Monthly Archives: August 2008

Netscape is a dead brand

I took a break from studying for my last two summer school finals to take a look at the state of Netscape. Truthfully, there was very little to investigate.

The Netscape browser has been dead for several months now.

Netscape.com is a green AOL.com clone. (However, you can view a stripped-down version of the old portal at isp.netscape.com. The Compuserve website, another brand that has been largely abandoned by AOL, also uses a stripped down version of the old Netscape portal.)

The Netscape social news portal has transformed into Propeller (which kind of surprised me; if you have a very visible and familiar brand, why abandon it and adopt a new brand and build it from the bottom up?). Interestingly, Netscape Newsquake is still up and running.

My.Netscape will be dead by month’s end.

The Netscape blog is still around, but as of late it has served mainly as a line of communication for the Netscape management to let its users know what product they are killing next.

The Netscape ISP is alive and well, but for how long? AOL will be splitting in half by next year, with its media services being separated from its access services. Who knows what will happen to the ISP by that time? Not that I care, no one who was at least slightly familiar with Netscape really considered the ISP to be part of Netscape anyway.

If one has been using Netscape for as long as I have, you’ll notice that some parts of the Netscape website are still around. The Netscape Community site is still online and apparently people still use it. The “Today’s Poll” section looks like it hasn’t been updated in years. The poll asks which search engine its users use most often. One of the options is “Ask Jeeves,” however, “Jeeves” was phased out almost three years ago. Links that formerly pointed to the Netscape browser section now forward, interestingly enough, to the Flock website.
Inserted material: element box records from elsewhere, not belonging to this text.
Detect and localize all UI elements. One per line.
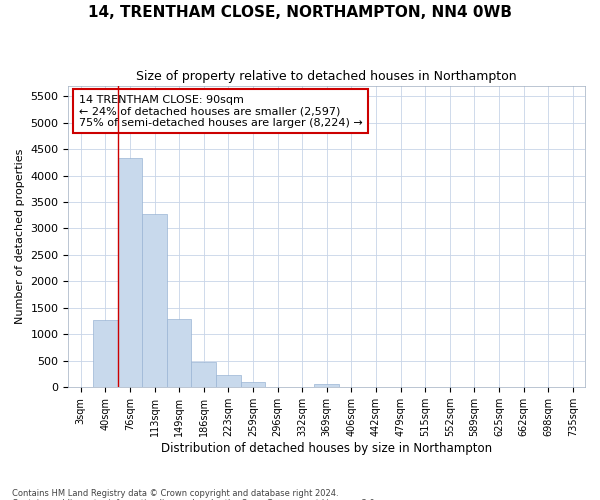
Bar xyxy=(241,382,265,387)
Text: 14, TRENTHAM CLOSE, NORTHAMPTON, NN4 0WB: 14, TRENTHAM CLOSE, NORTHAMPTON, NN4 0WB xyxy=(88,5,512,20)
Bar xyxy=(314,384,339,387)
Bar xyxy=(216,375,241,387)
Bar xyxy=(118,158,142,387)
Bar xyxy=(93,320,118,387)
Text: 14 TRENTHAM CLOSE: 90sqm
← 24% of detached houses are smaller (2,597)
75% of sem: 14 TRENTHAM CLOSE: 90sqm ← 24% of detach… xyxy=(79,94,362,128)
Text: Contains public sector information licensed under the Open Government Licence v3: Contains public sector information licen… xyxy=(12,498,377,500)
X-axis label: Distribution of detached houses by size in Northampton: Distribution of detached houses by size … xyxy=(161,442,492,455)
Y-axis label: Number of detached properties: Number of detached properties xyxy=(15,148,25,324)
Text: Contains HM Land Registry data © Crown copyright and database right 2024.: Contains HM Land Registry data © Crown c… xyxy=(12,488,338,498)
Bar xyxy=(167,320,191,387)
Bar xyxy=(191,362,216,387)
Bar xyxy=(142,214,167,387)
Title: Size of property relative to detached houses in Northampton: Size of property relative to detached ho… xyxy=(136,70,517,83)
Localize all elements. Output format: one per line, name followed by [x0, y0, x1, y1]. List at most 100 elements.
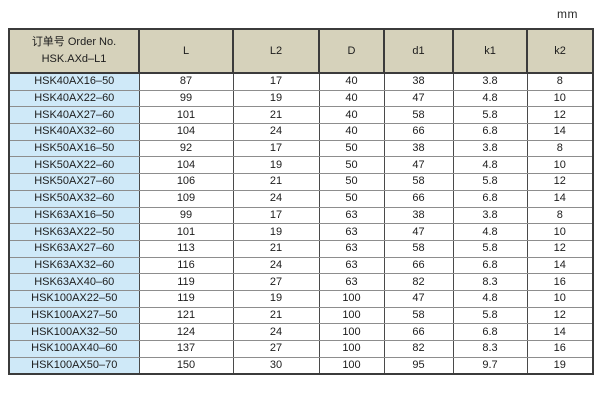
value-cell: 66 — [383, 323, 454, 341]
value-cell: 17 — [232, 72, 320, 91]
value-cell: 21 — [232, 306, 320, 325]
table-row: HSK63AX22–50 101 19 63 47 4.8 10 — [8, 223, 594, 241]
value-cell: 27 — [232, 273, 320, 291]
value-cell: 109 — [138, 189, 234, 208]
value-cell: 14 — [526, 256, 594, 275]
value-cell: 92 — [138, 139, 234, 158]
order-no-cell: HSK50AX27–60 — [8, 173, 140, 191]
table-row: HSK63AX27–60 113 21 63 58 5.8 12 — [8, 239, 594, 258]
value-cell: 21 — [232, 106, 320, 125]
value-cell: 137 — [138, 340, 234, 358]
value-cell: 58 — [383, 239, 454, 258]
value-cell: 27 — [232, 340, 320, 358]
value-cell: 63 — [318, 273, 385, 291]
value-cell: 8.3 — [452, 273, 528, 291]
order-no-cell: HSK100AX50–70 — [8, 356, 140, 376]
table-row: HSK100AX32–50 124 24 100 66 6.8 14 — [8, 323, 594, 341]
value-cell: 113 — [138, 239, 234, 258]
value-cell: 16 — [526, 340, 594, 358]
value-cell: 14 — [526, 189, 594, 208]
spec-table-header: 订单号 Order No. HSK.AXd–L1 L L2 D d1 k1 k2 — [8, 28, 594, 74]
value-cell: 95 — [383, 356, 454, 376]
value-cell: 50 — [318, 156, 385, 175]
order-no-cell: HSK50AX16–50 — [8, 139, 140, 158]
value-cell: 106 — [138, 173, 234, 191]
value-cell: 21 — [232, 173, 320, 191]
value-cell: 100 — [318, 340, 385, 358]
value-cell: 5.8 — [452, 239, 528, 258]
column-header-L2: L2 — [232, 28, 320, 74]
value-cell: 12 — [526, 239, 594, 258]
order-no-cell: HSK40AX22–60 — [8, 89, 140, 108]
value-cell: 8.3 — [452, 340, 528, 358]
column-header-k2: k2 — [526, 28, 594, 74]
value-cell: 17 — [232, 139, 320, 158]
value-cell: 12 — [526, 173, 594, 191]
value-cell: 14 — [526, 323, 594, 341]
order-no-cell: HSK100AX32–50 — [8, 323, 140, 341]
order-no-cell: HSK63AX16–50 — [8, 206, 140, 225]
value-cell: 3.8 — [452, 72, 528, 91]
value-cell: 19 — [232, 223, 320, 241]
value-cell: 58 — [383, 306, 454, 325]
value-cell: 121 — [138, 306, 234, 325]
table-row: HSK40AX32–60 104 24 40 66 6.8 14 — [8, 123, 594, 141]
value-cell: 4.8 — [452, 156, 528, 175]
value-cell: 99 — [138, 206, 234, 225]
value-cell: 38 — [383, 139, 454, 158]
value-cell: 10 — [526, 223, 594, 241]
value-cell: 47 — [383, 89, 454, 108]
value-cell: 19 — [232, 156, 320, 175]
value-cell: 100 — [318, 306, 385, 325]
value-cell: 3.8 — [452, 139, 528, 158]
column-header-D: D — [318, 28, 385, 74]
order-no-cell: HSK63AX40–60 — [8, 273, 140, 291]
table-row: HSK100AX40–60 137 27 100 82 8.3 16 — [8, 340, 594, 358]
value-cell: 63 — [318, 239, 385, 258]
column-header-d1: d1 — [383, 28, 454, 74]
order-no-cell: HSK100AX27–50 — [8, 306, 140, 325]
value-cell: 4.8 — [452, 89, 528, 108]
order-no-cell: HSK40AX16–50 — [8, 72, 140, 91]
value-cell: 17 — [232, 206, 320, 225]
order-no-cell: HSK50AX22–60 — [8, 156, 140, 175]
order-no-cell: HSK100AX40–60 — [8, 340, 140, 358]
value-cell: 47 — [383, 156, 454, 175]
table-row: HSK100AX27–50 121 21 100 58 5.8 12 — [8, 306, 594, 325]
value-cell: 38 — [383, 72, 454, 91]
order-no-cell: HSK63AX22–50 — [8, 223, 140, 241]
value-cell: 40 — [318, 72, 385, 91]
value-cell: 4.8 — [452, 289, 528, 308]
value-cell: 30 — [232, 356, 320, 376]
unit-label: mm — [557, 7, 578, 21]
order-no-cell: HSK63AX27–60 — [8, 239, 140, 258]
value-cell: 14 — [526, 123, 594, 141]
value-cell: 5.8 — [452, 306, 528, 325]
value-cell: 150 — [138, 356, 234, 376]
value-cell: 104 — [138, 123, 234, 141]
value-cell: 6.8 — [452, 323, 528, 341]
value-cell: 4.8 — [452, 223, 528, 241]
table-row: HSK50AX22–60 104 19 50 47 4.8 10 — [8, 156, 594, 175]
value-cell: 24 — [232, 123, 320, 141]
value-cell: 47 — [383, 289, 454, 308]
value-cell: 63 — [318, 256, 385, 275]
value-cell: 3.8 — [452, 206, 528, 225]
order-no-cell: HSK63AX32–60 — [8, 256, 140, 275]
value-cell: 19 — [232, 289, 320, 308]
order-no-cell: HSK40AX27–60 — [8, 106, 140, 125]
value-cell: 10 — [526, 289, 594, 308]
value-cell: 12 — [526, 306, 594, 325]
value-cell: 50 — [318, 173, 385, 191]
value-cell: 40 — [318, 89, 385, 108]
value-cell: 19 — [526, 356, 594, 376]
table-row: HSK63AX32–60 116 24 63 66 6.8 14 — [8, 256, 594, 275]
table-row: HSK100AX50–70 150 30 100 95 9.7 19 — [8, 356, 594, 376]
value-cell: 58 — [383, 106, 454, 125]
value-cell: 119 — [138, 289, 234, 308]
column-header-L: L — [138, 28, 234, 74]
table-row: HSK40AX27–60 101 21 40 58 5.8 12 — [8, 106, 594, 125]
value-cell: 6.8 — [452, 123, 528, 141]
order-no-cell: HSK50AX32–60 — [8, 189, 140, 208]
value-cell: 99 — [138, 89, 234, 108]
For a real blast in the past, you can see vestiges of the old Netscape Netcenter days by visiting Netscape My Webpage. I still have two websites online with My Webpage, and because I no longer remember my old passwords there is virtually no way for me to take them down.
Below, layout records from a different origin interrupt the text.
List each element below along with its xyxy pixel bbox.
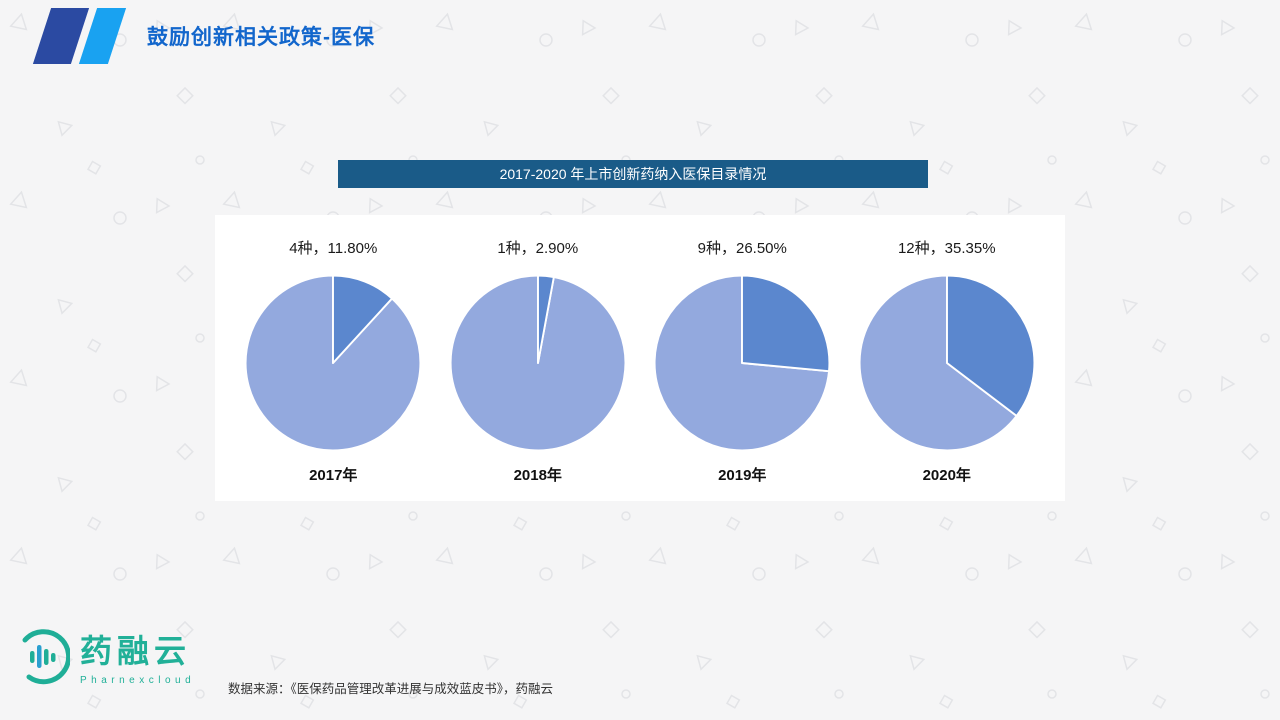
- pie-slice-included: [536, 274, 555, 364]
- pie-chart-2020: [852, 268, 1042, 458]
- pie-year-label: 2020年: [922, 467, 971, 484]
- logo-company-subtitle: Pharnexcloud: [80, 675, 196, 686]
- pie-data-label: 1种，2.90%: [497, 240, 579, 257]
- pie-chart-2018: [443, 268, 633, 458]
- pie-data-label: 12种，35.35%: [897, 240, 996, 257]
- pie-year-label: 2017年: [309, 467, 358, 484]
- logo-company-name: 药融云: [80, 633, 192, 669]
- pie-data-label: 4种，11.80%: [289, 240, 378, 257]
- logo-text: 药融云 Pharnexcloud: [80, 626, 195, 686]
- pie-svg: [653, 274, 831, 452]
- chart-panel: 4种，11.80% 2017年 1种，2.90% 2018年 9种，26.50%…: [215, 215, 1065, 501]
- pie-chart-2019: [647, 268, 837, 458]
- header: 鼓励创新相关政策-医保: [32, 8, 375, 64]
- chart-title-banner: 2017-2020 年上市创新药纳入医保目录情况: [338, 160, 928, 188]
- pie-slice-included: [741, 274, 831, 373]
- pie-chart-2017: [238, 268, 428, 458]
- pie-column-2017: 4种，11.80% 2017年: [231, 237, 436, 501]
- pie-column-2019: 9种，26.50% 2019年: [640, 237, 845, 501]
- pie-year-label: 2018年: [513, 467, 562, 484]
- pie-slice-included: [945, 274, 1036, 417]
- pie-slice-not-included: [858, 274, 1018, 452]
- pie-slice-included: [332, 274, 394, 364]
- pharnexcloud-logo-icon: [22, 629, 70, 685]
- pie-column-2018: 1种，2.90% 2018年: [436, 237, 641, 501]
- pie-svg: [244, 274, 422, 452]
- logo-marks: [32, 8, 127, 64]
- page-title: 鼓励创新相关政策-医保: [147, 26, 375, 49]
- pie-data-label: 9种，26.50%: [697, 240, 787, 257]
- pie-column-2020: 12种，35.35% 2020年: [845, 237, 1050, 501]
- data-source-note: 数据来源：《医保药品管理改革进展与成效蓝皮书》，药融云: [228, 682, 554, 696]
- pie-svg: [858, 274, 1036, 452]
- pie-svg: [449, 274, 627, 452]
- pie-year-label: 2019年: [718, 467, 767, 484]
- company-logo: 药融云 Pharnexcloud: [10, 626, 195, 686]
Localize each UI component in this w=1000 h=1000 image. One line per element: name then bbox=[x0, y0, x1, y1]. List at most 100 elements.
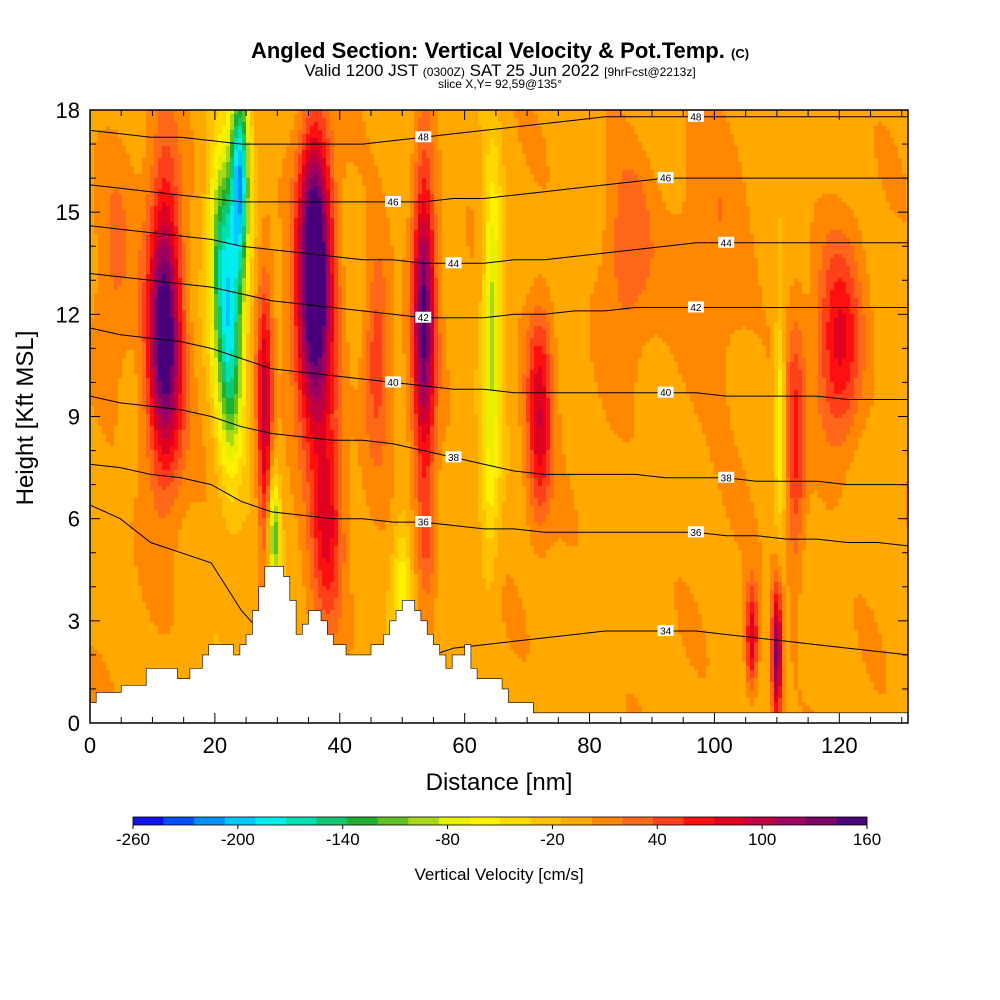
velocity-cell bbox=[890, 118, 895, 123]
velocity-cell bbox=[122, 146, 127, 151]
velocity-cell bbox=[154, 122, 159, 127]
velocity-cell bbox=[310, 162, 315, 167]
velocity-cell bbox=[850, 134, 855, 139]
velocity-cell bbox=[678, 162, 683, 167]
velocity-cell bbox=[762, 122, 767, 127]
velocity-cell bbox=[490, 118, 495, 123]
velocity-cell bbox=[722, 122, 727, 127]
velocity-cell bbox=[242, 130, 247, 135]
velocity-cell bbox=[206, 122, 211, 127]
velocity-cell bbox=[114, 178, 119, 183]
velocity-cell bbox=[202, 162, 207, 167]
velocity-cell bbox=[154, 182, 159, 187]
velocity-cell bbox=[574, 174, 579, 179]
velocity-cell bbox=[714, 134, 719, 139]
velocity-cell bbox=[622, 194, 627, 199]
velocity-cell bbox=[338, 122, 343, 127]
velocity-cell bbox=[366, 162, 371, 167]
velocity-cell bbox=[222, 190, 227, 195]
velocity-cell bbox=[754, 166, 759, 171]
velocity-cell bbox=[894, 110, 899, 115]
velocity-cell bbox=[566, 190, 571, 195]
velocity-cell bbox=[842, 126, 847, 131]
velocity-cell bbox=[818, 142, 823, 147]
velocity-cell bbox=[442, 202, 447, 207]
velocity-cell bbox=[342, 126, 347, 131]
velocity-cell bbox=[838, 190, 843, 195]
velocity-cell bbox=[838, 162, 843, 167]
velocity-cell bbox=[826, 202, 831, 207]
velocity-cell bbox=[546, 198, 551, 203]
velocity-cell bbox=[314, 162, 319, 167]
velocity-cell bbox=[542, 114, 547, 119]
velocity-cell bbox=[550, 118, 555, 123]
velocity-cell bbox=[618, 174, 623, 179]
velocity-cell bbox=[534, 182, 539, 187]
velocity-cell bbox=[326, 158, 331, 163]
velocity-cell bbox=[886, 178, 891, 183]
velocity-cell bbox=[98, 186, 103, 191]
velocity-cell bbox=[646, 134, 651, 139]
velocity-cell bbox=[894, 158, 899, 163]
velocity-cell bbox=[474, 122, 479, 127]
velocity-cell bbox=[166, 114, 171, 119]
velocity-cell bbox=[622, 118, 627, 123]
velocity-cell bbox=[522, 202, 527, 207]
velocity-cell bbox=[166, 122, 171, 127]
velocity-cell bbox=[662, 154, 667, 159]
velocity-cell bbox=[694, 150, 699, 155]
velocity-cell bbox=[214, 182, 219, 187]
velocity-cell bbox=[846, 182, 851, 187]
velocity-cell bbox=[762, 134, 767, 139]
velocity-cell bbox=[902, 150, 907, 155]
velocity-cell bbox=[198, 198, 203, 203]
velocity-cell bbox=[362, 118, 367, 123]
velocity-cell bbox=[206, 174, 211, 179]
velocity-cell bbox=[494, 154, 499, 159]
velocity-cell bbox=[546, 190, 551, 195]
velocity-cell bbox=[822, 126, 827, 131]
velocity-cell bbox=[122, 110, 127, 115]
velocity-cell bbox=[526, 186, 531, 191]
velocity-cell bbox=[662, 194, 667, 199]
velocity-cell bbox=[842, 198, 847, 203]
velocity-cell bbox=[254, 114, 259, 119]
velocity-cell bbox=[346, 146, 351, 151]
velocity-cell bbox=[762, 110, 767, 115]
velocity-cell bbox=[598, 178, 603, 183]
velocity-cell bbox=[786, 198, 791, 203]
velocity-cell bbox=[758, 134, 763, 139]
velocity-cell bbox=[474, 130, 479, 135]
velocity-cell bbox=[242, 154, 247, 159]
velocity-cell bbox=[498, 130, 503, 135]
velocity-cell bbox=[842, 150, 847, 155]
velocity-cell bbox=[486, 182, 491, 187]
velocity-cell bbox=[314, 122, 319, 127]
velocity-cell bbox=[678, 142, 683, 147]
velocity-cell bbox=[498, 146, 503, 151]
velocity-cell bbox=[438, 122, 443, 127]
velocity-cell bbox=[598, 170, 603, 175]
velocity-cell bbox=[154, 146, 159, 151]
velocity-cell bbox=[430, 202, 435, 207]
velocity-cell bbox=[586, 194, 591, 199]
velocity-cell bbox=[802, 182, 807, 187]
velocity-cell bbox=[130, 198, 135, 203]
velocity-cell bbox=[598, 174, 603, 179]
velocity-cell bbox=[382, 198, 387, 203]
velocity-cell bbox=[578, 174, 583, 179]
velocity-cell bbox=[866, 170, 871, 175]
velocity-cell bbox=[826, 190, 831, 195]
velocity-cell bbox=[562, 138, 567, 143]
velocity-cell bbox=[150, 186, 155, 191]
velocity-cell bbox=[690, 134, 695, 139]
velocity-cell bbox=[654, 154, 659, 159]
velocity-cell bbox=[506, 122, 511, 127]
velocity-cell bbox=[414, 142, 419, 147]
velocity-cell bbox=[470, 142, 475, 147]
velocity-cell bbox=[554, 154, 559, 159]
velocity-cell bbox=[402, 154, 407, 159]
velocity-cell bbox=[582, 114, 587, 119]
velocity-cell bbox=[894, 142, 899, 147]
velocity-cell bbox=[650, 194, 655, 199]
Netscape’s old press release section is also online. Reading some of these names from the open-sourcing press releases of the late 1990s was quite interesting.

There are a few other pages online, but these were the most interesting to me.

So the only real part of Netscape that still exists and is still being maintained is the Netscape ISP, which really isn’t part of Netscape anyway. Propeller is spun off and Netscape Newsquake is part of Propeller (though it still uses the Netscape name). The software division is dead. The portal is as good as dead. So Netscape itself has been dead since February. Where was the company’s obituary?

Perhaps after AOL splits next year and the Netscape ISP goes on its way, perhaps AOL can finally allow Netscape to die a merciful death. Or perhaps AOL could sell the brand to someone who could make better use of it?